There was a lot of smuggling goin on in the area too. A lot of commodities were not obtainable here and Derry was the nearest port and city. Also at Macgilligan where ther’es a ferry running now, Greencastle men were taking across whiskey and cigarettes. Cigarettes were the most important because there were no cigarettes obtainable and a lot of ships were in the Foyle then and they all had a supply. All the sailors had a supply far more than they could smoke and they were selling them at a fairly cheap rate so people who smuggled them were making a wee bit of profit on the side . So I suppose that encouraged them to smuggle more. But there were always stories about people, women, smuggling tea and sugar and butter on their persons, some true and some dressed up a bit.

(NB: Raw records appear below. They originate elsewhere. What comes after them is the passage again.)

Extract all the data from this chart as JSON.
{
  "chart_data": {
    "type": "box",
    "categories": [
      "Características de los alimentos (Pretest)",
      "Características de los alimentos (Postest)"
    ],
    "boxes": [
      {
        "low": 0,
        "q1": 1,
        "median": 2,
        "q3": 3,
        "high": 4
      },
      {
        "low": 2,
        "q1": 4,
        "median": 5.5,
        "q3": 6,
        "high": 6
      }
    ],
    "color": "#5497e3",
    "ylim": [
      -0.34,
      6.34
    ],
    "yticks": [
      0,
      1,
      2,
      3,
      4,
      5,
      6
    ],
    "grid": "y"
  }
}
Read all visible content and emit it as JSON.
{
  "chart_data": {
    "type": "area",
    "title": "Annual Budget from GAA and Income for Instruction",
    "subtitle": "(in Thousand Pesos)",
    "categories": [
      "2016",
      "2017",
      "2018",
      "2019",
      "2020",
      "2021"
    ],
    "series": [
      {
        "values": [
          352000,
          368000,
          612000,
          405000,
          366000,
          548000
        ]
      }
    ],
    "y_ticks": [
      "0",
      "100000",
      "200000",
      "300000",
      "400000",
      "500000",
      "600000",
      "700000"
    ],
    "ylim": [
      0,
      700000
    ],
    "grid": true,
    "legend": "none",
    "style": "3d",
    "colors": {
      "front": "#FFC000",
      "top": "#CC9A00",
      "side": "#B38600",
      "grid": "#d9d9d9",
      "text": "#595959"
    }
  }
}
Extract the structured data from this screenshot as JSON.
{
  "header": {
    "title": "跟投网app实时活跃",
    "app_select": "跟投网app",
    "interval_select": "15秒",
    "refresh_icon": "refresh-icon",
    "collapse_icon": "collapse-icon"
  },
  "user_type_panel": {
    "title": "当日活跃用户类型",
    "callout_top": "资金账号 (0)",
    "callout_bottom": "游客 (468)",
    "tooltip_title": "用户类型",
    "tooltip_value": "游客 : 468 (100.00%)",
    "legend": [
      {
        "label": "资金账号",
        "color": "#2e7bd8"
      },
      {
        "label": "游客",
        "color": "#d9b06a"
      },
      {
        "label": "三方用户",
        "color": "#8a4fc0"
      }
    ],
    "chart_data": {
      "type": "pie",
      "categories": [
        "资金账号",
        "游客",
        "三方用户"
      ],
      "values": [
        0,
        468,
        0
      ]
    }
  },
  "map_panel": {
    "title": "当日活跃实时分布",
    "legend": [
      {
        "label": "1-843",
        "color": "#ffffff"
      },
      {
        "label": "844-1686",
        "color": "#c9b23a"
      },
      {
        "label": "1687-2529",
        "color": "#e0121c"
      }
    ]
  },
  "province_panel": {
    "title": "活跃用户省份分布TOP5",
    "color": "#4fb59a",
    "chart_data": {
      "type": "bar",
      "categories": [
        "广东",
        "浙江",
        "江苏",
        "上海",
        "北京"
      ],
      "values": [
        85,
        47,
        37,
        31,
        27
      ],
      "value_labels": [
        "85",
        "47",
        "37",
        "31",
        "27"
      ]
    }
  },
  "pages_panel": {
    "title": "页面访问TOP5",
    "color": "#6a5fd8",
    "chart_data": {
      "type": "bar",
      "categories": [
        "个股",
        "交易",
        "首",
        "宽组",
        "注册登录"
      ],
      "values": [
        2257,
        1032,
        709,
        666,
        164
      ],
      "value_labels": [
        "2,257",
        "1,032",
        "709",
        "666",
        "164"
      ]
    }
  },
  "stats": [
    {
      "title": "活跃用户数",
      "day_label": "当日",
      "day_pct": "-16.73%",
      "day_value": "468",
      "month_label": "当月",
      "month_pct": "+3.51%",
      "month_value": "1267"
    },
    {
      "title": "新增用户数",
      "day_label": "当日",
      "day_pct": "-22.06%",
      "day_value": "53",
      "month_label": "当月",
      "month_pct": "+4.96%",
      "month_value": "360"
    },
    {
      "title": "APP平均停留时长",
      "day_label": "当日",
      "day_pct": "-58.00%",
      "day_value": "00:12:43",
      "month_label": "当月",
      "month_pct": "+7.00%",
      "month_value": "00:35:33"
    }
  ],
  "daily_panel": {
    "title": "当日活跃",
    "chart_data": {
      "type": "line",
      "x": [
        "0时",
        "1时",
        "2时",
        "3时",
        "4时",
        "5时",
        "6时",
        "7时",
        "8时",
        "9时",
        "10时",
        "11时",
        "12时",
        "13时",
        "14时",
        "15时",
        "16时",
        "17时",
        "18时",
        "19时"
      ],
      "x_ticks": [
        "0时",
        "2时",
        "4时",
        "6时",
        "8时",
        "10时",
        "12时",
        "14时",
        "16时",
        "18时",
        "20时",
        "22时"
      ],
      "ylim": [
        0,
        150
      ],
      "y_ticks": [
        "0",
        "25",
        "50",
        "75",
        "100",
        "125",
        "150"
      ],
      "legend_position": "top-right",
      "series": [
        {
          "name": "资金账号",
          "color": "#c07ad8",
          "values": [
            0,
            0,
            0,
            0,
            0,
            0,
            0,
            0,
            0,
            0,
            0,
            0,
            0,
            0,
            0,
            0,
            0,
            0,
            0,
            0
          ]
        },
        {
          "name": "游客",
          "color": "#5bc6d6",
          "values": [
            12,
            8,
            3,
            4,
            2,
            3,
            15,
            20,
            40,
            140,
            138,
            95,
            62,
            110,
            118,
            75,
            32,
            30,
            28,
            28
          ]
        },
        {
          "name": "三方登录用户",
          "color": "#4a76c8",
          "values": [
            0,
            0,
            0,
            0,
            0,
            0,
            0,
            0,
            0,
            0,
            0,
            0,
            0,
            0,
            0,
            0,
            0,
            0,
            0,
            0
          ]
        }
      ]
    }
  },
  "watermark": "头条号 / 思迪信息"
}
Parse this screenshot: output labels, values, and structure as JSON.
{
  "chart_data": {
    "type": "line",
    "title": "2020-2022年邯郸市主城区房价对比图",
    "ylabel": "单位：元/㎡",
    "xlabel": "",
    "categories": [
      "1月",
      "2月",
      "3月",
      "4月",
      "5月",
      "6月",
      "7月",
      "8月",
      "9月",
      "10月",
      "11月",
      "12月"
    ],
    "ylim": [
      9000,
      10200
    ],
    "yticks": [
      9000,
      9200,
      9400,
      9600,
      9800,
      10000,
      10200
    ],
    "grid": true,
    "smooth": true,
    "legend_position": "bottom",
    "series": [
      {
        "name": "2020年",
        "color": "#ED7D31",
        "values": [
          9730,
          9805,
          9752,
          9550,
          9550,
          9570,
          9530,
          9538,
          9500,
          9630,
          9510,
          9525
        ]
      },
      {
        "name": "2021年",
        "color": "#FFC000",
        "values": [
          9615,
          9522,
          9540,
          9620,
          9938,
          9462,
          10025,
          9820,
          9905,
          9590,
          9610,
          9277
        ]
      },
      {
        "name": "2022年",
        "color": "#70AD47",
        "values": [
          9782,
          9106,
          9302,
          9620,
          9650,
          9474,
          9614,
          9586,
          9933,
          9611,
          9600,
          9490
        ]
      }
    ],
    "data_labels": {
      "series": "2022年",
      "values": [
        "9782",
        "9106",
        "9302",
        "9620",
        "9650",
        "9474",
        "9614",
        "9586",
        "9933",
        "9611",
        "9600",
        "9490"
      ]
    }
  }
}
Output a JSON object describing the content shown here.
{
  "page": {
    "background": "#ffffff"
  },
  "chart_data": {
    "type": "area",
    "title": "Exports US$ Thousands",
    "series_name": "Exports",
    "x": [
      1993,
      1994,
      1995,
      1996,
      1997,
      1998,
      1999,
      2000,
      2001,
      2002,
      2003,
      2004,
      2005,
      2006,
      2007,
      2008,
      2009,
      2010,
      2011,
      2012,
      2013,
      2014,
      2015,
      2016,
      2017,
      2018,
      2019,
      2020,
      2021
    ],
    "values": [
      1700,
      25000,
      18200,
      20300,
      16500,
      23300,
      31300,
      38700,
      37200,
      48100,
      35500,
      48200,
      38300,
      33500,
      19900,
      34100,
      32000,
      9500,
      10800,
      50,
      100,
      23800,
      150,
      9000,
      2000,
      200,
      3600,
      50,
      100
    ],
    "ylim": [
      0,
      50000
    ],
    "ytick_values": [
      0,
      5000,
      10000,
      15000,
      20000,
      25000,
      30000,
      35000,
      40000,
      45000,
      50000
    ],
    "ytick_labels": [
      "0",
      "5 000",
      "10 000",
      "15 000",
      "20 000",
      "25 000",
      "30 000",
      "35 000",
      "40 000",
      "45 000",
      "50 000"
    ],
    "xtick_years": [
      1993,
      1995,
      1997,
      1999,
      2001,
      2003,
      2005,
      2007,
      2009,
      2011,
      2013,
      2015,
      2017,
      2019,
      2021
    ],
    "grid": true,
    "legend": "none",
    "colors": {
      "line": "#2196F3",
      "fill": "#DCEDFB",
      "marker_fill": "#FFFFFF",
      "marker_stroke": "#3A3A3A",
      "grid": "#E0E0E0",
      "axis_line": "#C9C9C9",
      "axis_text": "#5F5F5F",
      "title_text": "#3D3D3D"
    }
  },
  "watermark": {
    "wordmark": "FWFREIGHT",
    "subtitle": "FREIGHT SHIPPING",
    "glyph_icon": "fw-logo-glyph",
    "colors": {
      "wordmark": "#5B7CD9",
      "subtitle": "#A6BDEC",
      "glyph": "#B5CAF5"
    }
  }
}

The commodities that were in short supply were smuggled.

The tea was the big thing that was scarce. A lot of people did not want coffee. There was Irel coffee, it was a liquid coffee like black tar and people just did not want it. Number one they never had taken coffee before. There was always tea. And then they just couldn’t get accustomed to the coffee and when people were going to cut turf in the hill they didn’t want to take coffee with them. They wanted tea. So there was tea on the Black Market for £1 a pound. At that time the tea would have been about 2/6. So there was nothing you could do. If you wanted tea for the men you had to pay the £1 a pound and be as easy on it as possible.

I suppose we were lucky in this part of the world for we weren’t affected too much by the war.